The shop itself has had many owners, previously known as “His Place,” “Lollicup” and “Escondido Joe’s,” but now is home for many customers as well as Howerzyl.
Howerzyl and her husband had a thirst for good coffee, a place that offers quality espresso, along with a nice place to sit and sip from their cups slowly. The only quench for this thirst, was to purchase a place of their own.
“My husband and I are both coffee lovers and good espresso was non existent,” Howerzyl said.
The shop is located on fairly busy Grand Avenue in downtown Escondido, where the sense of community is strong. Keeping Kettle Coffee and Tea busy with employees of those local businesses, students from the Catholic School around the corner, and even some Palomar College students.
“It’s the environment,” Shane Nelson, a literature and writing major, said. “It’s welcoming, and to come here and to either meet with friends or to do homework, is very different from Palomar’s TLC.”
When asked why it was easier to study outside of Palomar, Nelson said there was an “overwhelming burden, to study.” With Anna Kohler, a human development major, nodding her head in agreement next to him.
Like Nelson and Kohler, many college students come to Kettle Coffee and Tea for the generous additional private room that it offers located directly next to the espresso machine, as well as the open mic nights.
“Open mic nights are huge here,” Howerzyl said. “The room is packed every Thursday Night (with an audience) and the list of performers fills up in 10 minutes or less.”

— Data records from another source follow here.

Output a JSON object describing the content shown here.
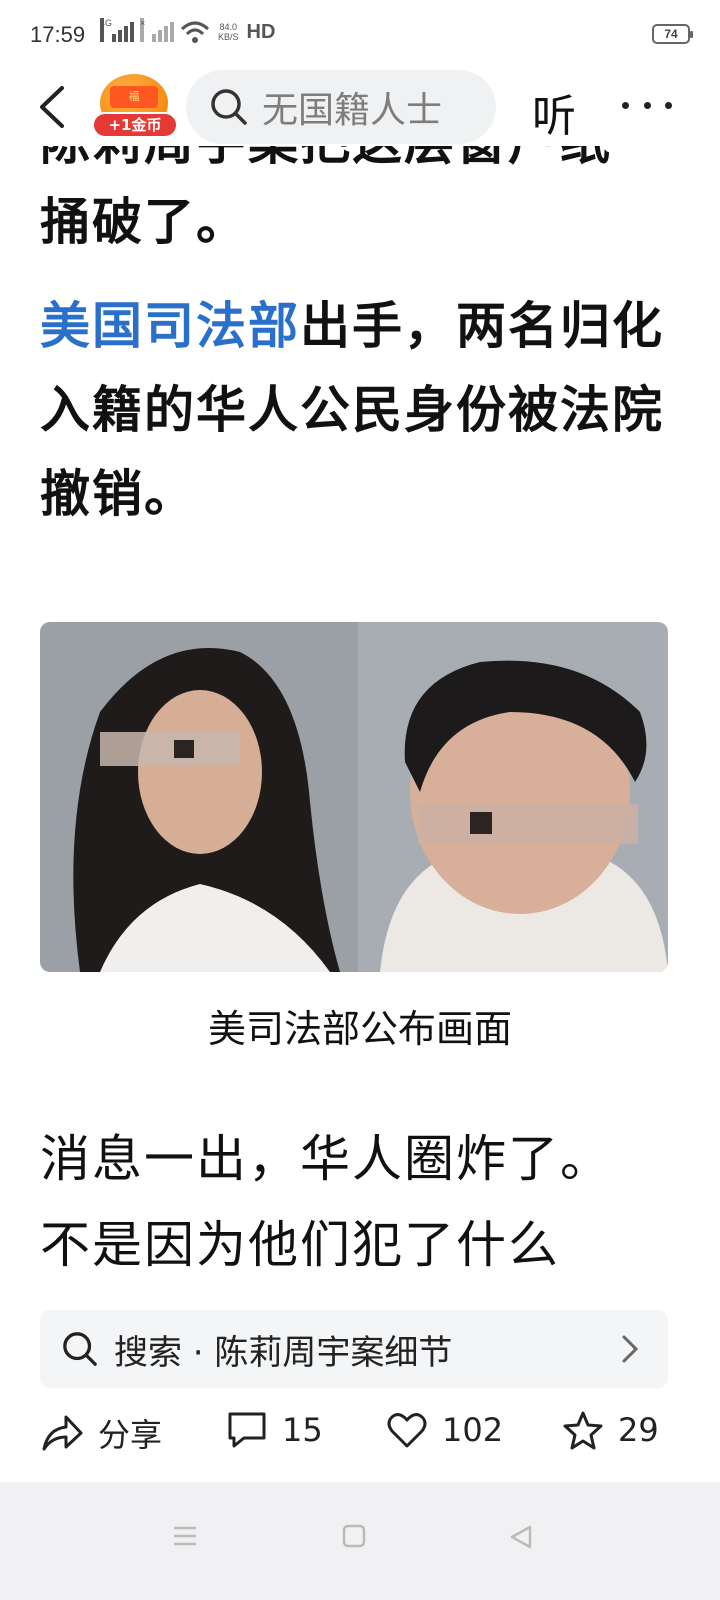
{
  "status_bar": {
    "time": "17:59",
    "sim1_label": "4G",
    "sim2_label": "×",
    "net_speed_value": "84.0",
    "net_speed_unit": "KB/S",
    "hd_label": "HD",
    "battery": "74"
  },
  "header": {
    "back_icon": "chevron-left-icon",
    "coin_reward_label": "+1金币",
    "search_placeholder": "无国籍人士",
    "listen_label": "听",
    "more_icon": "more-horizontal-icon"
  },
  "article": {
    "partial_line": "陈莉周宇案把这层窗户纸",
    "para1_end": "捅破了。",
    "para2_link": "美国司法部",
    "para2_rest": "出手，两名归化入籍的华人公民身份被法院撤销。",
    "image_caption": "美司法部公布画面",
    "para3_line1": "消息一出，华人圈炸了。",
    "para3_line2": "不是因为他们犯了什么"
  },
  "suggestion": {
    "text": "搜索 · 陈莉周宇案细节"
  },
  "actions": {
    "share_label": "分享",
    "comments": "15",
    "likes": "102",
    "favorites": "29"
  },
  "colors": {
    "link": "#2a6fc9",
    "coin_badge": "#e53935",
    "search_bg": "#f0f1f3",
    "navbar_bg": "#f1f1f3"
  }
}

The coffee shop extends its welcome to an array of slam poets, singer-songwriters and even the rare comedian.
The strong sense of community is felt, especially as Howerzyl waves and smiles with a familiar glance as customers come in and out. This community is also implemented through their distributor, Klatch.
“Klatch is great,” Howerzyl said. “They’ve been roasting for about 20 years, and have won things such as Best Roaster Award and they’re a family operation.”
Klatch Roasters is also a fair trade roaster, meaning they pay an appropriate amount to the coffee growers, and are not making an absurd profit off of someone else’s work.
With the shop using a distributor such as Klatch, it assures the customers that they are not in the coffee business for the money, but rather for what coffee is able to do in bringing people together.
“I really strongly believe that if we as a society can view coffee as something that is valuable, or something more valuable than we see it now, more than just a 7-11 quick drink … (then) the people that grow coffee will be paid a decent wage eventually,” Howerzyl said.
Howerzyl’s providential care for her customers doesn’t stop at the open mics, and fair trade, but continues through her concern for making the drinks with ingredients that cater to the health of her consumers.
“If you go to a place and ask for a matcha green tea latte, they’ll use a powder that has a non dairy creamer in it, they’ll put tons of horrible things in it,” Howerzyl said. “We use straight up ceremonial green matcha tea, and milk. Our mochas we make from scratch. We buy the cocoa powders, with powdered sugar and milk. We don’t buy pre-made powders.”